When it comes to vehicles we've owned, the new Challenger R/T has to be among the best in terms of all-around performance, comfort, and safety. And while the new Dodge Hemi-powered vehicles are no slouches at accelerating, braking, and handling, we have a hard time leaving anything stock, so we're taking advantage of some great aftermarket products to improve our car in each of these areas. This month, we'll be modifying our Dodge Challenger's suspension with new suspension components from Summit Racing Equipment to improve our car's looks and handling.

For a production car, Dodge really nailed the look of the new Challenger, while also building a well-rounded performance automobile. Like most production cars, however, the new Challenger is a compromise between performance and economy, handling and ride quality. Though the Challenger is built with an independent rear suspension, they handle very well for their size. But we felt the car would benefit in a couple of ways from a suspension upgrade.

First, we knew we could significantly improve the handling of our Challenger by adding stiffer springs and installing performance shocks and struts along with larger diameter sway bars. What we didn't want to do, however, was compromise ride quality when we are driving normally. Additionally, we wanted to lower our Challenger about an inch and a half, improving the car aesthetically, while also lowering the center of gravity to further improve handling. Checking Summit Racing's website, we researched what options were available for our Challenger and were pleasantly surprised to learn that even though the Challenger is a new model, Summit already offers an Eibach Pro-System-Plus kit for our car.

While improving handling and reducing body roll typically causes a stiffer ride, the Eibach suspension kit for the new Challenger barely compromises ride quality at all. They accomplish this by using dual-rate coil springs for a soft ride while cruising, with a stiffer rate once the car is put into a corner. These springs combined with Eibach's performance struts up front, and shocks out back, offer better handling, but we didn't notice any discernable change in ride comfort while cruising normally. Also included in the Eibach sport suspension kit are larger diameter sway bars which greatly reduce the big Challenger's tendency toward body roll.

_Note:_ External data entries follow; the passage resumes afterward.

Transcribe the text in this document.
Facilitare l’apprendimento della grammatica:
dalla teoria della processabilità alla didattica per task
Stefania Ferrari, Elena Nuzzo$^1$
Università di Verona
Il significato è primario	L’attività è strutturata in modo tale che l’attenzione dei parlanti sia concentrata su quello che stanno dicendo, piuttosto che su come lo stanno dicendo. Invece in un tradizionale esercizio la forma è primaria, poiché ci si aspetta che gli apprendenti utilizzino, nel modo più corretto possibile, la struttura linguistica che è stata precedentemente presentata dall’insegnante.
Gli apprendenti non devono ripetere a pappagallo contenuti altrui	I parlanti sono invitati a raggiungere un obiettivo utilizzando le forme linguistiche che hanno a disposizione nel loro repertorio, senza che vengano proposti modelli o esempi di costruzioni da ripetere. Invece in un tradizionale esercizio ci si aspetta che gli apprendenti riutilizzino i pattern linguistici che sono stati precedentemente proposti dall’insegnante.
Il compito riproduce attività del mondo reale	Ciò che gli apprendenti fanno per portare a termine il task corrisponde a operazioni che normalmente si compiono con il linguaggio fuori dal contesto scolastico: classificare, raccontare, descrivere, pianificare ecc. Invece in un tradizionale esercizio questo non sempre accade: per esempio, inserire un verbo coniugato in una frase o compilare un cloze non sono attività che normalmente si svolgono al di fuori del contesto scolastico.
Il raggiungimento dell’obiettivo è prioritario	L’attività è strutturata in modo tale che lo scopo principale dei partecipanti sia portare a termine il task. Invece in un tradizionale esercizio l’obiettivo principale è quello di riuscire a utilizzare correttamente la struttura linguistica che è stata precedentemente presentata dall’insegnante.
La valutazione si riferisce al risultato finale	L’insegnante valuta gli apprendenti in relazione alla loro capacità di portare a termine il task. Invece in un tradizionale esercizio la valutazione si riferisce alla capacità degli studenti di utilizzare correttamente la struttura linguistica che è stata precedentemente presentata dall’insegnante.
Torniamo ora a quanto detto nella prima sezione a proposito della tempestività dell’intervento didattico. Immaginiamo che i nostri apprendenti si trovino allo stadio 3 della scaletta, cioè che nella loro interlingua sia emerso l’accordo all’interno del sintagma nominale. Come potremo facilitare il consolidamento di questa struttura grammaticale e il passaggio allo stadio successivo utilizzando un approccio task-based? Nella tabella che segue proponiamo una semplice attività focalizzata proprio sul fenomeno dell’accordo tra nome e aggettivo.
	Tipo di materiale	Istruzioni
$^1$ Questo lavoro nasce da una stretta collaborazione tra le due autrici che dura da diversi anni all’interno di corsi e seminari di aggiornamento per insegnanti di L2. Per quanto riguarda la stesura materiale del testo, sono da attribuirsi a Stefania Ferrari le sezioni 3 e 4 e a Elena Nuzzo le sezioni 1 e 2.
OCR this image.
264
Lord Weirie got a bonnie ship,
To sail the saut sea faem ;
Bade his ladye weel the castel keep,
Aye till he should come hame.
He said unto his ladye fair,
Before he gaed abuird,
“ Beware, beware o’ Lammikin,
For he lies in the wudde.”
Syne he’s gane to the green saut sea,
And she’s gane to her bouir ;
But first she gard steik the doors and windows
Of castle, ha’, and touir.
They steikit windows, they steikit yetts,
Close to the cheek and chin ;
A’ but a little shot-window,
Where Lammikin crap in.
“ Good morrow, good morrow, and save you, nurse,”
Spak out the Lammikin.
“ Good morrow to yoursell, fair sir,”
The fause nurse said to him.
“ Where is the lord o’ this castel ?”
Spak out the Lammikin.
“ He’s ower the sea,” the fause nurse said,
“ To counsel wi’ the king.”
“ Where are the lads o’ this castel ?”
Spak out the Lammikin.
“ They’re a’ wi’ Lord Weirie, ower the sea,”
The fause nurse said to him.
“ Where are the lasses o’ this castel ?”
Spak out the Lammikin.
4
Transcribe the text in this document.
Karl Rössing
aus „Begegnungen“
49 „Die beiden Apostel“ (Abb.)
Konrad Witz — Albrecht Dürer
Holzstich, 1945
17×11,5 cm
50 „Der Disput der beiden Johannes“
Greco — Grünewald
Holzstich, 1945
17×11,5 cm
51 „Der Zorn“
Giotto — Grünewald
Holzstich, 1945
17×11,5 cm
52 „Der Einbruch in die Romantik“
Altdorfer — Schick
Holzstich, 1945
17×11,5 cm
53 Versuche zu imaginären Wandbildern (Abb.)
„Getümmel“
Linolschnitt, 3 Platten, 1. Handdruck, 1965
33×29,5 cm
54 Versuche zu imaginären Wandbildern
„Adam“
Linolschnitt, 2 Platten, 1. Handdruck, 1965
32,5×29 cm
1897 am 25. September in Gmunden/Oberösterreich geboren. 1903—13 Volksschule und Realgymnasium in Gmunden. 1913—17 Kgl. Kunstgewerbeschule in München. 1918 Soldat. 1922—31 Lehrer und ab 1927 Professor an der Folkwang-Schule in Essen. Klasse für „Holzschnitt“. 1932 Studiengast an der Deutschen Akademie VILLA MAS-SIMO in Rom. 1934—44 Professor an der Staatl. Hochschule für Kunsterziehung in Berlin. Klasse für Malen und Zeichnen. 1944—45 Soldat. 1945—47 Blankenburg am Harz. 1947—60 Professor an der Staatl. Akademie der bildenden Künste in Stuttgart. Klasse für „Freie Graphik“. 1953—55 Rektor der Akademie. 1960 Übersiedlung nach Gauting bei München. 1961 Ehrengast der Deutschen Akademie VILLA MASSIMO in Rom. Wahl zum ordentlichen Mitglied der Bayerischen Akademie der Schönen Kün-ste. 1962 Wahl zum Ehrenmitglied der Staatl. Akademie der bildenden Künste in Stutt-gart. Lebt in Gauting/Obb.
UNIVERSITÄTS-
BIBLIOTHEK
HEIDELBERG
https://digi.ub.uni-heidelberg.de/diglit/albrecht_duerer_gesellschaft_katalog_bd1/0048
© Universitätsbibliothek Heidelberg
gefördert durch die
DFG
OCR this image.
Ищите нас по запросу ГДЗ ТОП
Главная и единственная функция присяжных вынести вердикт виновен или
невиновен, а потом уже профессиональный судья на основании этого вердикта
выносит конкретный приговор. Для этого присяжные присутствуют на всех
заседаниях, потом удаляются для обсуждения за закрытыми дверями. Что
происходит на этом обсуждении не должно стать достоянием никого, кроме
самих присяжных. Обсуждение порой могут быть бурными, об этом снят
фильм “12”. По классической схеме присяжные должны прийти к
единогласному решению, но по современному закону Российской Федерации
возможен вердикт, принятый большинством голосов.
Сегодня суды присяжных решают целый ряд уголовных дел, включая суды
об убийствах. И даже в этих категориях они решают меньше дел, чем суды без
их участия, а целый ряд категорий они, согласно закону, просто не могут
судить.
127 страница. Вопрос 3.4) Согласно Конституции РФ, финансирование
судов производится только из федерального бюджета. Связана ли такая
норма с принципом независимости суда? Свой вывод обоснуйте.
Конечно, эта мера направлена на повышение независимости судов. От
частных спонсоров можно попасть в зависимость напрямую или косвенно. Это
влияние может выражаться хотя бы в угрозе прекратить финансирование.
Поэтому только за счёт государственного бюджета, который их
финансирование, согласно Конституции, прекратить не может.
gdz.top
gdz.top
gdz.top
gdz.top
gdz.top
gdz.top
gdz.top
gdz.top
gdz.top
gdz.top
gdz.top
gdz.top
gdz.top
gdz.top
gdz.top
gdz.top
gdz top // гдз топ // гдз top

Though technically this project involves bolt-on components, it does require dropping the entire rear suspension to change the rear sway bar so a certain level of mechanical skill is required. The only real specialty tool you'll need is a coil-spring compressor to change the springs. Since the B-3 project was occupying our lift, we enlisted Inline Performance to help us with the suspension upgrade at their new facility. In reality, this project could be accomplished on the driveway with a jack and jackstands, but we really appreciated having the lift to make the job easier. With the assistance of Garret at Inline Performance, we spent about half a day installing our new components and checking wheel alignment. If you're doing this without a lift, however, you should probably give yourself a full day or weekend to accomplish the work.